Es una frase que, en aquellas circunstancias, cualquier padre habría pronunciado.



Cayó cosido a puñaladas al pie de la estatua de Pompeyo que él mismo había hecho colocar allí, y ante la que solía inclinarse al pasar.



El golpe dejó asustados y vacilantes a los mismos que lo habían dado. Agitando el puñal ensangrentado, Bruto lanzó un retumbante vítor a Cicerón, llamándole «Padre de la Patria» e invitándole a pronunciar un discurso. Aterrado ante la idea de verse mezclado en aquel suceso y advirtiendo la inoportunidad de toda retórica, el gran abogado quedóse, por vez primera en su vida, sin habla. 



Marco Antonio entró en la sala, vio el cadáver tendido en el suelo y todos esperaron de él un estallido de ira vengadora. En cambio, el «fidelísimo» calló y salió silenciosamente.



Fuera, la muchedumbre se apiñaba inquieta por la noticia que ya había comenzado a circular. Atemorizados, los conjurados se situaron en el portón y alguno de ellos trató de explicar lo ocurrido justificándolo como un triunfo de la libertad.



Pero la palabra no ejercía ya ninguna fascinación sobre los romanos, que la acogieron con amenazadores murmullos. Los conjurados se retiraron, atrincherándose en el Capitolio y poniendo de guardia a sus esclavos armados; luego mandaron un mensaje a Marco Antonio para que acudiese a sacarles de apuros.



El «fidelísimo» fue al día siguiente, cuando Bruto y Casio hablan pronunciado ya, inútilmente, un segundo discurso para calmar a la muchedumbre, cada vez más amenazadora. Marco Antonio lo consiguió como pudo, con un hábil discurso, en el que pidió el mantenimiento del orden prometiendo a cambio el castigo de los culpables.



 Luego fue a ver a Calpurnia, anonadada por el dolor, y se hizo entregar, sellado en un sobre, el testamento de César. Lo entregó a las vestales, como era de uso en Roma, sin abrirlo, tan seguro estaba de ser designado en él como heredero; mandó llamar en secreto a las tropas acampadas fuera de la ciudad y, de vuelta en el Senado, pronunció una alocución de cesáreo equilibrio que era ya un programa de gobierno y tendía a menguar la tirantez.



Aprobó la propuesta de amnistía general presentada por Cicerón, a condición de que el Senado ratifícase todos los proyectos dejados en suspenso por César.

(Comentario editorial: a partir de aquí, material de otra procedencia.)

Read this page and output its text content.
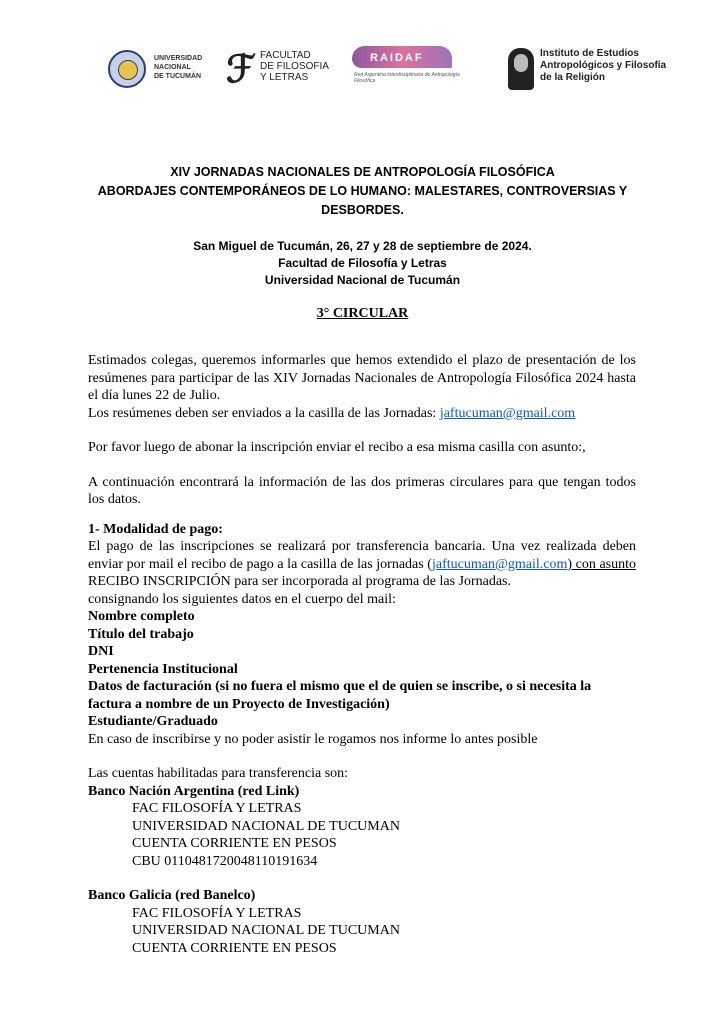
UNIVERSIDAD
NACIONAL
DE TUCUMÁN ℱ FACULTAD
DE FILOSOFIA
Y LETRAS
RAIDAF
Red Argentina Interdisciplinaria de Antropología Filosófica
Instituto de Estudios
Antropológicos y Filosofía
de la Religión
XIV JORNADAS NACIONALES DE ANTROPOLOGÍA FILOSÓFICA
ABORDAJES CONTEMPORÁNEOS DE LO HUMANO: MALESTARES, CONTROVERSIAS Y DESBORDES.
San Miguel de Tucumán, 26, 27 y 28 de septiembre de 2024.
Facultad de Filosofía y Letras
Universidad Nacional de Tucumán
3° CIRCULAR

Estimados colegas, queremos informarles que hemos extendido el plazo de presentación de los resúmenes para participar de las XIV Jornadas Nacionales de Antropología Filosófica 2024 hasta el día lunes 22 de Julio.

Los resúmenes deben ser enviados a la casilla de las Jornadas: jaftucuman@gmail.com

Por favor luego de abonar la inscripción enviar el recibo a esa misma casilla con asunto:,

A continuación encontrará la información de las dos primeras circulares para que tengan todos los datos.

1- Modalidad de pago:

El pago de las inscripciones se realizará por transferencia bancaria. Una vez realizada deben enviar por mail el recibo de pago a la casilla de las jornadas (jaftucuman@gmail.com) con asunto RECIBO INSCRIPCIÓN para ser incorporada al programa de las Jornadas.

consignando los siguientes datos en el cuerpo del mail:

Nombre completo

Título del trabajo

DNI

Pertenencia Institucional

Datos de facturación (si no fuera el mismo que el de quien se inscribe, o si necesita la factura a nombre de un Proyecto de Investigación)

Estudiante/Graduado

En caso de inscribirse y no poder asistir le rogamos nos informe lo antes posible

Las cuentas habilitadas para transferencia son:

Banco Nación Argentina (red Link)

FAC FILOSOFÍA Y LETRAS

UNIVERSIDAD NACIONAL DE TUCUMAN

CUENTA CORRIENTE EN PESOS

CBU 0110481720048110191634

Banco Galicia (red Banelco)

FAC FILOSOFÍA Y LETRAS

UNIVERSIDAD NACIONAL DE TUCUMAN

CUENTA CORRIENTE EN PESOS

Prometió a Casio y a Bruto una gobernación que les permitiese alejarse de Roma y les retuvo aquella noche a cenar consigo.



El día 18, fue encargado de pronunciar el elogio de César en ocasión de su funeral, que fue lo más solemne que jamás se había visto en Roma.



La comunidad israelita, agradecida a César por el amistoso trato que había recibido de él, seguía al féretro mezclada con los veteranos y cantando sus antiguos y solemnes himnos. Los soldados echaron las armas sobre la pira, y los actores y gladiadores sus ropas. Toda la noche, la entera ciudadanía permaneció reunida en torno al féretro.



Al día siguiente Antonio se hizo entregar el testamento por las vestales, abriólo solemnemente entre los altos cargos del Estado y le dio pública lectura. De su fortuna privada. que ascendía a cerca de cien millones de sestercios, César dejaba algo a todo ciudadano romano, y al municipio le donaba sus maravillosos jardines para parque público. El resto debía ser repartido entre sus tres sobrinos, uno de los cuales, Cayo Octavio, quedaba adoptado como hijo y designado sucesor.



El «fidelísimo», que cuarenta y ocho horas después del asesinato de su jefe había invitado a cenar a los asesinos, quedaba recompensado de su extraña fidelidad.